Dr Lowenstein discussed the EEs project from the Epi4K collaborative that comprised 2 main groups—patients with either IS or LGS [Epi4K Consortium, Epilepsy Phenome/Genome Project. Nature. 2013]. Most EEs do not show transgenerational transmission, and most families do not have sibling recurrence. Therefore, it was hypothesized that many patients with IS and LGS have de novo causative mutations that arise in the germline and are therefore inherited only in a particular individual. The group thus aimed to target families that would highlight the increased chance of finding de novo mutations. This required the availability of both biological parents to compare the genome of the proband with that of each parent. In addition, it was required that the parents did not have epilepsy and that there was no familial recurrence.

This project showed that, in EEs, there is an overrepresentation of variants for mutations in genes that are intolerant, suggesting that they are causative.

Numerous other causative genes were also identified [Epi4K Consortium, Epilepsy Phenome/Genome Project. Nature. 2013]. According to Dr Lowenstein, research to date has determined approximately 20% of the genetic basis of all EEs. Mutations in one of the causative genes, KCNT1, are associated with a severe form of autosomal dominant frontal lobe epilepsy and another severe condition known as ‘epilepsy of infancy with migrating focal seizures.’ He shared the results of one study, demonstrating a significant increase in potassium channel current flow that correlated with disease severity associated with these gain-of-function mutations [Milligan CJ et al. Ann Neurol. 2014]. That study also showed that exposure to quinidine can modify these currents by decreasing the mutation effect. Quinidine also had a variable effect on additional mutations that were studied, and the effect was somewhat correlated with disease severity.

This research then led to the first attempt at targeted treatment using quinidine in a patient with KCNT1 mutation [Bearden D et al. Ann Neurol. 2014]. Following administration of quinidine, improved psychomotor development and a marked reduction in seizure frequency was evident.

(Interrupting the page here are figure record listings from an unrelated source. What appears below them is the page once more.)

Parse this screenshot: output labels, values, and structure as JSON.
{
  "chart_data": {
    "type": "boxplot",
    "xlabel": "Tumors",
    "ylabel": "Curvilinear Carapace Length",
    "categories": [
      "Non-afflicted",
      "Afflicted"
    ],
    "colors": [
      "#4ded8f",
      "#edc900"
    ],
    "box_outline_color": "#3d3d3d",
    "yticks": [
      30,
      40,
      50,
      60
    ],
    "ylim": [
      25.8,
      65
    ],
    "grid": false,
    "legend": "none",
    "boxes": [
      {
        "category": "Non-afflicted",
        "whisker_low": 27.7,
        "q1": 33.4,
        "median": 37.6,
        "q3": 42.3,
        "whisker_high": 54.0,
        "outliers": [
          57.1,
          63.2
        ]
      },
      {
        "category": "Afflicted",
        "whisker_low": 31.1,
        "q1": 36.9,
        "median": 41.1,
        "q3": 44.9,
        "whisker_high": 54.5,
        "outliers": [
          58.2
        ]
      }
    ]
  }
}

Dr Lowenstein proposed that these findings constitute a proof-of-principle demonstration of the identification of a genetic basis of epilepsy, discovering a potential therapy for the specific mutation in vitro, and then introducing the treatment into a patient to ameliorate the disease. Importantly, it also provides answers to the first 2 of the universal patient questions, although the prognosis for such patients remains unknown. Nevertheless, these findings mark the beginning of a new era in epilepsy care, he concluded.